Another thing to know is tit’s possible for Salesforce customers to import their own datasets into Data Cloud. “We wanted to create a federated data model,” said Jania. “If you’re using Snowflake, for example, we more or less virtually sit on your data lake. The value we add is that we will look at all your data and help you form these operational customer profiles.”
Let’s learn more about Einstein Copilot
“Copilot means that I have an assistant with me in the tool where I need to be working that contextually knows what I am trying to do and helps me at every step of the process,” Jania said.
For marketers, this might begin with a campaign brief developed with Copilot’s assistance, the identification of an audience based on the brief, and then the development of email or other content. “What’s really cool is the idea of Einstein Studio where our customers will create actions [for Copilot] that we hadn’t even thought about.”
Here’s a key insight (back to nomenclature). We reported on Copilot for markets, Copilot for merchants, Copilot for shoppers. It turns out, however, that there is just one Copilot, Einstein Copilot, and these are use cases. “There’s just one Copilot, we just add these for a little clarity; we’re going to talk about marketing use cases, about shoppers’ use cases. These are actions for the marketing use cases we built out of the box; you can build your own.”
It’s surely going to take a little time for marketers to learn to work easily with Copilot. “There’s always time for adoption,” Jania agreed. “What is directly connected with this is, this is my ninth Connections and this one has the most hands-on training that I’ve seen since 2014 — and a lot of that is getting people using Data Cloud, using these tools rather than just being given a demo.”

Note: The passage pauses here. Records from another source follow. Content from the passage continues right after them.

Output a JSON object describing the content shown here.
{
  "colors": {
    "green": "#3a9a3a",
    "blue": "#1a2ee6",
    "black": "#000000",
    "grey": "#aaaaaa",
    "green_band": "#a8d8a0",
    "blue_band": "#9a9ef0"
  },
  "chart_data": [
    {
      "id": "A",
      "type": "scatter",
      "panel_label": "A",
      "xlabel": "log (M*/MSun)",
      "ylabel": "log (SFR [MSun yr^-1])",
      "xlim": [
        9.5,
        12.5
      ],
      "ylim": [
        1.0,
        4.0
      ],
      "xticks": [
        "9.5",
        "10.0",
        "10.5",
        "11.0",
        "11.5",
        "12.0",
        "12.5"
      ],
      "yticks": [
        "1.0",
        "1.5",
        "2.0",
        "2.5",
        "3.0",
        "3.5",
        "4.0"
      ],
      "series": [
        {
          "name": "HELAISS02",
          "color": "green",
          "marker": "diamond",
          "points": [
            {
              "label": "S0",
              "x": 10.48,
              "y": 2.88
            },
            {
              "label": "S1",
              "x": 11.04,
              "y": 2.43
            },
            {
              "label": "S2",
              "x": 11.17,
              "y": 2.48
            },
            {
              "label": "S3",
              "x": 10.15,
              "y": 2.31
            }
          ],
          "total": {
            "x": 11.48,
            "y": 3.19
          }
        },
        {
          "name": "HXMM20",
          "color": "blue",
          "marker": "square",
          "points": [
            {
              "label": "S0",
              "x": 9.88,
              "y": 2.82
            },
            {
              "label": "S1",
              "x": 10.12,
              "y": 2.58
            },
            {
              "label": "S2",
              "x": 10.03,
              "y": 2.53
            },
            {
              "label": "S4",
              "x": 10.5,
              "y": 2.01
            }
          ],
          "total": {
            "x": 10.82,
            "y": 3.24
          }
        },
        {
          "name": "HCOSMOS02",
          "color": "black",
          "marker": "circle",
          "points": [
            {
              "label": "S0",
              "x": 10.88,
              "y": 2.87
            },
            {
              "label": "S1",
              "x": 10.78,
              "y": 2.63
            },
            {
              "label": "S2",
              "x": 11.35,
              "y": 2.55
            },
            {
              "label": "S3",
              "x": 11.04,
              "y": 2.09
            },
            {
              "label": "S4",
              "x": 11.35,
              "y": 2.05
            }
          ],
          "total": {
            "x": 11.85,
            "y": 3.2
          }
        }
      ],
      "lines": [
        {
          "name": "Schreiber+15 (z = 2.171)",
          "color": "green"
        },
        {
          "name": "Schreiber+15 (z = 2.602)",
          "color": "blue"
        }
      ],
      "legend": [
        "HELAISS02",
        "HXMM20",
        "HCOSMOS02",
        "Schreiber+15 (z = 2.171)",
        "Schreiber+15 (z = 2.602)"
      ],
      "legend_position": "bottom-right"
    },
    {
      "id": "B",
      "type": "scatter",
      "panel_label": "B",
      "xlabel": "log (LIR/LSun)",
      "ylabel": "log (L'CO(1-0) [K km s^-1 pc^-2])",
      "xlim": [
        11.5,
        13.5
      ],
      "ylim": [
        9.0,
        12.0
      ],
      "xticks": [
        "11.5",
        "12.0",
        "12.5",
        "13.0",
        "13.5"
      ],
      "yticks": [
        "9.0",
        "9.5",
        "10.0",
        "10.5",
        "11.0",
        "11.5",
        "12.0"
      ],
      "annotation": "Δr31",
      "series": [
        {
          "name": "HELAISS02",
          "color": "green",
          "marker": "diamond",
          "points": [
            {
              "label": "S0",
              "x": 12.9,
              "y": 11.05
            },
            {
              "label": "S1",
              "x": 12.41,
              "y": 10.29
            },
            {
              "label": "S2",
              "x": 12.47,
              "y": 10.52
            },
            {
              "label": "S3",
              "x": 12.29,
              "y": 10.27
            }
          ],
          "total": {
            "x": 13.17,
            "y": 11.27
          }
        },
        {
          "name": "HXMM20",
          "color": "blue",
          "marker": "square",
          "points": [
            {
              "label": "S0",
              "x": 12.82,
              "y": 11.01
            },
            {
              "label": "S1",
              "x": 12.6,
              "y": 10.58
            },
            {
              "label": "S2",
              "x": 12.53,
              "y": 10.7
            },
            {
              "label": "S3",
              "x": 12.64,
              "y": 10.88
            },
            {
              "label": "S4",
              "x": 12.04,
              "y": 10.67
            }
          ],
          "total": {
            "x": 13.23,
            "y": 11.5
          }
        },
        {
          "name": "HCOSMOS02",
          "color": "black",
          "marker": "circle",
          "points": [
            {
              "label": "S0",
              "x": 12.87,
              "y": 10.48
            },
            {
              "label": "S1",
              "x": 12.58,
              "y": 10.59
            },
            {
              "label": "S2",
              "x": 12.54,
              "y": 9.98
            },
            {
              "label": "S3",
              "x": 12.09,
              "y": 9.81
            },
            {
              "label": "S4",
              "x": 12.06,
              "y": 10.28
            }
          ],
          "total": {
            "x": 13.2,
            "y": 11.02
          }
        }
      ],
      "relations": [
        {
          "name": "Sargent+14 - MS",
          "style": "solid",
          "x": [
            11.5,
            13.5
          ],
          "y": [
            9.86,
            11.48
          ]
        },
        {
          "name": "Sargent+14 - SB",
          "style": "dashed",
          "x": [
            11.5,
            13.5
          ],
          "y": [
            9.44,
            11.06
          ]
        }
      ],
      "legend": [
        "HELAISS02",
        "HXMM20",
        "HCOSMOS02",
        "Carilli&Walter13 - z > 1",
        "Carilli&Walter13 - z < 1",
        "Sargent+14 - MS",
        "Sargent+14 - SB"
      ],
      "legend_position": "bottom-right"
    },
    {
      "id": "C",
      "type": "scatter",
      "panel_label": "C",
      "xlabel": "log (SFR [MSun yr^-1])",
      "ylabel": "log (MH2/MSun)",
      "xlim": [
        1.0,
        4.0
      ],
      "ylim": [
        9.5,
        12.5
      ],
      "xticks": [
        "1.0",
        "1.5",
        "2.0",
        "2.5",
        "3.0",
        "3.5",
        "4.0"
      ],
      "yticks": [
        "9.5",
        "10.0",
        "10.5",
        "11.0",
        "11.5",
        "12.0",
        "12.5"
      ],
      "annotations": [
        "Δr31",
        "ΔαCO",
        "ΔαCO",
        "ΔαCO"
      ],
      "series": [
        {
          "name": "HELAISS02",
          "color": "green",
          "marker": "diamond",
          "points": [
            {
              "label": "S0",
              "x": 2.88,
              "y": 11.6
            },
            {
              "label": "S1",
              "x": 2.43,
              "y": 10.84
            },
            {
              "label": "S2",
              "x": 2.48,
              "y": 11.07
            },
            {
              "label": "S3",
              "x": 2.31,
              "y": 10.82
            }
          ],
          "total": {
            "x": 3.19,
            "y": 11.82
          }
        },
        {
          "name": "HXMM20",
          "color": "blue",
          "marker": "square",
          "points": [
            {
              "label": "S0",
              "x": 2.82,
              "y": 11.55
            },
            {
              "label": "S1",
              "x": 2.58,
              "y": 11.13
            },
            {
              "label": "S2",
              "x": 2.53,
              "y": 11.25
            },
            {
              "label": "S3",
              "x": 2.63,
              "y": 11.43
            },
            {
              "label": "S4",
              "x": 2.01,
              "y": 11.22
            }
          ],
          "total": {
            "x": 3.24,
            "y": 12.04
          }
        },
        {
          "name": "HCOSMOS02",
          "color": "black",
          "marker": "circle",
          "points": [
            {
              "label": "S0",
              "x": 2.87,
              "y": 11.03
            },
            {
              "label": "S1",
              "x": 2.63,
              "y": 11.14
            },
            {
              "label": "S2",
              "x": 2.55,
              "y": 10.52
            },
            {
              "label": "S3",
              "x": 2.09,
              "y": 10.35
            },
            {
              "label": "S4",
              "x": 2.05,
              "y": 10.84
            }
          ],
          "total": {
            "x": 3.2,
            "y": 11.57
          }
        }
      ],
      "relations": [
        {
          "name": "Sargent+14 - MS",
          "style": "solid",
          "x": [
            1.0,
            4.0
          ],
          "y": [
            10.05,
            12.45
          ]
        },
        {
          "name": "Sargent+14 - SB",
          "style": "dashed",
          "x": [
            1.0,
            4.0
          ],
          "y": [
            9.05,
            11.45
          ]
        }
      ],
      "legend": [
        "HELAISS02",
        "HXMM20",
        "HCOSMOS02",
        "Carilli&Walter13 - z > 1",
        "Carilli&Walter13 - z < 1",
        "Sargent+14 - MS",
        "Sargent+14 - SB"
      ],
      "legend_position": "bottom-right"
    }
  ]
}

What’s new about Einstein Personalization
Salesforce Einstein has been around since 2016 and many of the use cases seem to have involved personalization in various forms. What’s new?
“Einstein Personalization is a real-time decision engine and it’s going to choose next-best-action, next-best-offer. What is new is that it’s a service now that runs natively on top of Data Cloud.” A lot of real-time decision engines need their own set of data that might actually be a subset of data. “Einstein Personalization is going to look holistically at a customer and recommend a next-best-action that could be natively surfaced in Service Cloud, Sales Cloud or Marketing Cloud.”
Finally, trust
One feature of the presentations at Connections was the reassurance that, although public LLMs like ChatGPT could be selected for application to customer data, none of that data would be retained by the LLMs. Is this just a matter of written agreements? No, not just that, said Jania.
“In the Einstein Trust Layer, all of the data, when it connects to an LLM, runs through our gateway. If there was a prompt that had personally identifiable information — a credit card number, an email address — at a mimum, all that is stripped out. The LLMs do not store the output; we store the output for auditing back in Salesforce. Any output that comes back through our gateway is logged in our system; it runs through a toxicity model; and only at the end do we put PII data back into the answer. There are real pieces beyond a handshake that this data is safe.”